Chiral expansion of baryon masses and $σ$-terms

TL;DR

This work analyzes the chiral expansion of octet baryon masses and σ-terms in heavy-baryon chiral perturbation theory up to ${\cal O}(m_q^2)$. It develops a complete ${\cal O}(q^4)$ effective Lagrangian and employs resonance saturation (decuplet, Roper octet, and scalar mesons) to fix fourteen LECs, finding all but one determined by octet masses and $\sigma_{\pi N}(0)$ with observables largely insensitive to the remaining parameter. The authors show two-loop corrections largely renormalize into one-loop parameters and report a chiral-limit baryon mass $m_0 = 770 \pm 110$ MeV, with nucleon mass corrections small and hyperon corrections sizeable, and a strangeness content $y = 0.21 \pm 0.20$. They also provide estimates for kaon-nucleon σ-terms and discuss theoretical uncertainties, concluding that three-flavor CHPT convergence is not yet established.
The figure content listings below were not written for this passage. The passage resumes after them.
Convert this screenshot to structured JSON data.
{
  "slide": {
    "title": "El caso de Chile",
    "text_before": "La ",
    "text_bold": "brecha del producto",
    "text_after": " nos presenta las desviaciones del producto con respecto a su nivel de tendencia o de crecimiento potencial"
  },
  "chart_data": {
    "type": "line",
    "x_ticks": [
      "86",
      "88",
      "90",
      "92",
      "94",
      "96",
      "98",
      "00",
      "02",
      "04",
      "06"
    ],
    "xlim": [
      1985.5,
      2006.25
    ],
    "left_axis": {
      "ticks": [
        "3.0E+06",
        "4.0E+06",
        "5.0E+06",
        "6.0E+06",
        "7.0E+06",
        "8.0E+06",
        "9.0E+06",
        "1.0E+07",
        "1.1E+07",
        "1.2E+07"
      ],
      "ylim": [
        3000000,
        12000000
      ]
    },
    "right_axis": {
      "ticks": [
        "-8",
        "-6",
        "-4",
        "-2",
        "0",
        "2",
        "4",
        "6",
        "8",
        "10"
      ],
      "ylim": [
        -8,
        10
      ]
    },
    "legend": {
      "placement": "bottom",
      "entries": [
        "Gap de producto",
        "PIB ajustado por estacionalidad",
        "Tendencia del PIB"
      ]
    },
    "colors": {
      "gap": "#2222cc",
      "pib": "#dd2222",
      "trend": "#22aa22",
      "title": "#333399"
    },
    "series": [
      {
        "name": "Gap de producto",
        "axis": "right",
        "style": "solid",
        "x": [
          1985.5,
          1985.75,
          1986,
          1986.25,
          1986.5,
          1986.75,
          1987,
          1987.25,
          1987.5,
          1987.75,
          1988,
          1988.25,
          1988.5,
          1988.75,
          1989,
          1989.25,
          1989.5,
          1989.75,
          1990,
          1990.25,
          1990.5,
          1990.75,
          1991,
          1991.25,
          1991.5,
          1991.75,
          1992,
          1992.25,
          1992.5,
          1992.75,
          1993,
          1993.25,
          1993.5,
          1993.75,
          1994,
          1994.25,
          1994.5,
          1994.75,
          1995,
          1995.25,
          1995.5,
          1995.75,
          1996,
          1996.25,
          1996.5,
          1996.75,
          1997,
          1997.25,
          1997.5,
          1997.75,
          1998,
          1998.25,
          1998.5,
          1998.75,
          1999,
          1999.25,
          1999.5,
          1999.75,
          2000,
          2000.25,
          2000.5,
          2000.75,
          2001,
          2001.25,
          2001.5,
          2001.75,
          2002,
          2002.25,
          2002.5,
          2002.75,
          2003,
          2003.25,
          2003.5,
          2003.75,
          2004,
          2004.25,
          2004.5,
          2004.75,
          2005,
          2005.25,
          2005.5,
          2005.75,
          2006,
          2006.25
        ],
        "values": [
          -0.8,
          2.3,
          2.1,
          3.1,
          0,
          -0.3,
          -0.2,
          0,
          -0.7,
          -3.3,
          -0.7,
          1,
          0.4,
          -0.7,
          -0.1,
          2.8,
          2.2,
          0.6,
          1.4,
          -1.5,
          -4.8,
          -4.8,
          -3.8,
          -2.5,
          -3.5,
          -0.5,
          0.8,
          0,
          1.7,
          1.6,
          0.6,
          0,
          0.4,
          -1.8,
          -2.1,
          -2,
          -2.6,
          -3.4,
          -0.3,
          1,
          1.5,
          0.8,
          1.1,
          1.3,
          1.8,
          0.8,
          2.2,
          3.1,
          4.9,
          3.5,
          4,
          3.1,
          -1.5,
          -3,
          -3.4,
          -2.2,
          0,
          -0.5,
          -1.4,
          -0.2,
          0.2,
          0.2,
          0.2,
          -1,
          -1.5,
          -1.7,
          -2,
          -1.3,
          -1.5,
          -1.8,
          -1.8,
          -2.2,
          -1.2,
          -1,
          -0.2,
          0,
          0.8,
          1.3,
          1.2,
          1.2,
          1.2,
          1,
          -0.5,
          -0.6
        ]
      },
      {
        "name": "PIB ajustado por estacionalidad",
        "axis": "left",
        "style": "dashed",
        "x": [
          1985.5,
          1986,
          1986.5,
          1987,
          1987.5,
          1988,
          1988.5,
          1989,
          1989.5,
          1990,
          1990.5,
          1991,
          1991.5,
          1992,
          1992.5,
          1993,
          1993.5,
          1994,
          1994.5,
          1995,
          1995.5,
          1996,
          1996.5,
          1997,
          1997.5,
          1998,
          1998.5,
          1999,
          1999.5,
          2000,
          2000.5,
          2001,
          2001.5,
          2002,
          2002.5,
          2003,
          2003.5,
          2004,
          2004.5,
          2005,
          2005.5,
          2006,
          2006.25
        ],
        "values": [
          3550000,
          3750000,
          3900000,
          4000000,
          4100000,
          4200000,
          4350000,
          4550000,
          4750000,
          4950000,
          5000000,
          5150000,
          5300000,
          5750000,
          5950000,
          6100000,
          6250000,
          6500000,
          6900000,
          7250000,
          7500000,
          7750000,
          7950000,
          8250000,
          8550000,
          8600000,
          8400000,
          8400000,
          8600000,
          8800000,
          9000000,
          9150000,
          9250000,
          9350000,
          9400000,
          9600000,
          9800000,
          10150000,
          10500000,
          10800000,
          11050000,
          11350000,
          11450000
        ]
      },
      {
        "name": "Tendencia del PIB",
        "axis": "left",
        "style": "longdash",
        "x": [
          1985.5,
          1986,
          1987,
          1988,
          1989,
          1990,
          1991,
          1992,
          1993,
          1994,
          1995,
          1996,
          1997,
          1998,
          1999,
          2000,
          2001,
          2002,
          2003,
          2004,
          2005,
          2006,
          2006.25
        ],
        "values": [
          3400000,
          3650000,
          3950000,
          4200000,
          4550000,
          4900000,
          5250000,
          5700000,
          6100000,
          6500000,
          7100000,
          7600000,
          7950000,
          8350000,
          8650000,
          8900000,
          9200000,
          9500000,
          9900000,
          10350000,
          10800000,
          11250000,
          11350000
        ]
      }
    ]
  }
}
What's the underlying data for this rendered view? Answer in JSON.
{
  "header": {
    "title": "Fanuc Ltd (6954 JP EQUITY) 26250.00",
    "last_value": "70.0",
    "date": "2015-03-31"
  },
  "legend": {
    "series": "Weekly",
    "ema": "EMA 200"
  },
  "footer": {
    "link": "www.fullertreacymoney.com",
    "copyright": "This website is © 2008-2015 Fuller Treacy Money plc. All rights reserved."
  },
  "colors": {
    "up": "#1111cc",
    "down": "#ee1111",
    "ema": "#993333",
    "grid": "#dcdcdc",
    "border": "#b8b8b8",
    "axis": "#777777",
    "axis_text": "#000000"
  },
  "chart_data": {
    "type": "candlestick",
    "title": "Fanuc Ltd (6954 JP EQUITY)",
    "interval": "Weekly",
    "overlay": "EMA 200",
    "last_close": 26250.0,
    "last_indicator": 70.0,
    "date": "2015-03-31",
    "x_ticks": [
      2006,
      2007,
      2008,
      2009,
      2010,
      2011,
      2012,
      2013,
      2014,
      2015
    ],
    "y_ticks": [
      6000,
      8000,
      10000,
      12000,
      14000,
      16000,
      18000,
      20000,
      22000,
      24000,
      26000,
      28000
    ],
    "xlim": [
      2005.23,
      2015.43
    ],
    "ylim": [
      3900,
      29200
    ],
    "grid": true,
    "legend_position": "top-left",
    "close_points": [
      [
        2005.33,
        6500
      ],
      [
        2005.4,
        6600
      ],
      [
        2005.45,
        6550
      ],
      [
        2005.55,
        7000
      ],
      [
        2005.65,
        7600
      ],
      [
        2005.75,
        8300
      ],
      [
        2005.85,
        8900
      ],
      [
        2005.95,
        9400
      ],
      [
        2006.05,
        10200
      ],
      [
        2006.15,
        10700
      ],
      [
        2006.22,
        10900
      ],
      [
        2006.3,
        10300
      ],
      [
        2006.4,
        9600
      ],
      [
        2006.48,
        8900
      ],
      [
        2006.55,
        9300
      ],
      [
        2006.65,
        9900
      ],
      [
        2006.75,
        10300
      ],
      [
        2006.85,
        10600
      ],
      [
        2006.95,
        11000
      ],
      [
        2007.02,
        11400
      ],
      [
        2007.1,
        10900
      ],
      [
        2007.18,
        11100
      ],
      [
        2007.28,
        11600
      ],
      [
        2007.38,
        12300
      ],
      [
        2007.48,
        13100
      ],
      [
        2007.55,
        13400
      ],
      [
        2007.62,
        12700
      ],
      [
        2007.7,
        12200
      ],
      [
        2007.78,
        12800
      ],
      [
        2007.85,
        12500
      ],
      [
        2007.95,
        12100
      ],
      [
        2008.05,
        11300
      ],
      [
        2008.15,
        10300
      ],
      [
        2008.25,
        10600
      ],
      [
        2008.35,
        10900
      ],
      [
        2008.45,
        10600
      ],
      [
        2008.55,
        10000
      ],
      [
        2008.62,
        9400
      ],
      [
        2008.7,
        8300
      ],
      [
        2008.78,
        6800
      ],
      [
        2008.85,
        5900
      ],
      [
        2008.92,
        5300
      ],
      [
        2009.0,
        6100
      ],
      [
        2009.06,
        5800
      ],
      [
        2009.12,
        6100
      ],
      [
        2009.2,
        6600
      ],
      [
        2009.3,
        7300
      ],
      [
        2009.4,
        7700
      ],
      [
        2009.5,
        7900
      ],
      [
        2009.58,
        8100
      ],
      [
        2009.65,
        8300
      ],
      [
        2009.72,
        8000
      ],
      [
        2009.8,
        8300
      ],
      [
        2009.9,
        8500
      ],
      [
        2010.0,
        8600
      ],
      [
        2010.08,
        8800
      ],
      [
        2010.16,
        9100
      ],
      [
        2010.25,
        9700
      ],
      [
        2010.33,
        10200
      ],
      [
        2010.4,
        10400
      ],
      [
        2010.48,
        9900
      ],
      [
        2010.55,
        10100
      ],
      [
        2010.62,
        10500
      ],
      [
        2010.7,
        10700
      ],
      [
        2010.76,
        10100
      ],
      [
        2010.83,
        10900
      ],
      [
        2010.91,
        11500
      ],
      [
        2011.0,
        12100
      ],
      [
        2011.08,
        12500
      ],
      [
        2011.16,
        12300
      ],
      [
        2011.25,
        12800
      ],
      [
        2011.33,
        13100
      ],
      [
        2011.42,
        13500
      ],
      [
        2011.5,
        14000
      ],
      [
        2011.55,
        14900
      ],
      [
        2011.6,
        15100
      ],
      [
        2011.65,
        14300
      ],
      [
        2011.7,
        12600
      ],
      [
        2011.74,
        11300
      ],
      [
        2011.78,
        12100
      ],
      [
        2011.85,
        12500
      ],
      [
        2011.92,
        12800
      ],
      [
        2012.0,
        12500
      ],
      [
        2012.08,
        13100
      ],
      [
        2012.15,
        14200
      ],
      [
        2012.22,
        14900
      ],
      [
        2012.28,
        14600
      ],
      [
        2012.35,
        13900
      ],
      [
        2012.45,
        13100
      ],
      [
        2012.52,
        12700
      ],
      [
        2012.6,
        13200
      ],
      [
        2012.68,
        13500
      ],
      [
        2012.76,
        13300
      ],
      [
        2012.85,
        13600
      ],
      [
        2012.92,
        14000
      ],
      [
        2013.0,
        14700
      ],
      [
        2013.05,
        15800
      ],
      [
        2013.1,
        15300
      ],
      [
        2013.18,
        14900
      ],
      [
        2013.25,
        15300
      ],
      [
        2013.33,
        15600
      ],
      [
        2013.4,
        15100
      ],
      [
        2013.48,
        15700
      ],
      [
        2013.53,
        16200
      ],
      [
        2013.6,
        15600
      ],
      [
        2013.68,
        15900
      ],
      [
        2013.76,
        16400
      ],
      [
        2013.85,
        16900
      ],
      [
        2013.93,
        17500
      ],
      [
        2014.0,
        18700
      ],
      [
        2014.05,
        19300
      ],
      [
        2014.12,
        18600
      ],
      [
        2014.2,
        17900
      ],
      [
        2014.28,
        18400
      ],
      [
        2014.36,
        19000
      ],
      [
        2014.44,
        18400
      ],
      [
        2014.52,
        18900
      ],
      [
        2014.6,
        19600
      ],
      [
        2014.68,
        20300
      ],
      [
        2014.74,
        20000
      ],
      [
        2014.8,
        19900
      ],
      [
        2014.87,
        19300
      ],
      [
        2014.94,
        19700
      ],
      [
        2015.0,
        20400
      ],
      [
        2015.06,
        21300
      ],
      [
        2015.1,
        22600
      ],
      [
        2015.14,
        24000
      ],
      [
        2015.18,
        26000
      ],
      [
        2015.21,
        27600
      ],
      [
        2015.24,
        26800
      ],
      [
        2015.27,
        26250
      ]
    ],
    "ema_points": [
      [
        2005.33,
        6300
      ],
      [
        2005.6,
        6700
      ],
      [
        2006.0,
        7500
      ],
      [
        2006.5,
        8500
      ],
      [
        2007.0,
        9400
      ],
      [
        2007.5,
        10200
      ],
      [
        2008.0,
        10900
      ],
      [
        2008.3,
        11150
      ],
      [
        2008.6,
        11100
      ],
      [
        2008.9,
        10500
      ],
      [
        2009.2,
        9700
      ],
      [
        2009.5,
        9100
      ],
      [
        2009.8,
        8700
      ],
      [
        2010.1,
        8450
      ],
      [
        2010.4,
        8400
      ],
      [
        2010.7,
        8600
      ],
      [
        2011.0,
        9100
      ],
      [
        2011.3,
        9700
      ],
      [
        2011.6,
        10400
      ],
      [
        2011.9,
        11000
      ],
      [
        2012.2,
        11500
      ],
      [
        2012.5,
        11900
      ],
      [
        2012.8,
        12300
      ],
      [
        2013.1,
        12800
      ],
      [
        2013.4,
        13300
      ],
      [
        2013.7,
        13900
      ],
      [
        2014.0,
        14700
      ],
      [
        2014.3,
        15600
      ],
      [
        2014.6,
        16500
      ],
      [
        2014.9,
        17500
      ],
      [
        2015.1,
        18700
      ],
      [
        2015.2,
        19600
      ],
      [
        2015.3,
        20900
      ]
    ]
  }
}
Overall, the paper provides a systematic framework to connect baryon masses, σ-terms, and strangeness content within HBCHPT using resonance saturation, while highlighting remaining theoretical challenges and data needs.

Abstract

We analyze the octet baryon masses and the pion/kaon--nucleon $σ$--terms in the framework of heavy baryon chiral perturbation theory. We include {\it all} terms up-to-and-including quadratic order in the light quark masses, $m_q$. We develop a consistent scheme to estimate low--energy constants related to scalar--isoscalar operators in the framework of resonance exchange involving one--loop graphs. The pertinent low--energy constants can only be estimated up to some finite coefficients. Including contributions from loop graphs with intermediate spin--3/2 decuplet and spin--1/2 octet states and from tree graphs including scalar mesons, we use the octet baryon masses and the pion--nucleon $σ$--term to fix all but one of these coefficients. Physical results are insensitive to this remaining parameter. It is also demonstrated that two--loop corrections only modify some of the subleading low--energy constants. We find for the baryon mass in the chiral limit, $m_0 = 770 \pm 110$ MeV. While the corrections of order $m_q^2$ are small for the nucleon, they are still sizeable for the $Λ$, the $Σ$ and the $Ξ$. Therefore a definitive statement about the convergence of three--flavor baryon chiral perturbation can not yet be made. The strangeness content of the nucleon is $y = 0.21 \pm 0.20$. We also estimate the kaon--nucleon $σ$--terms and some two--loops contributions to the nucleon mass.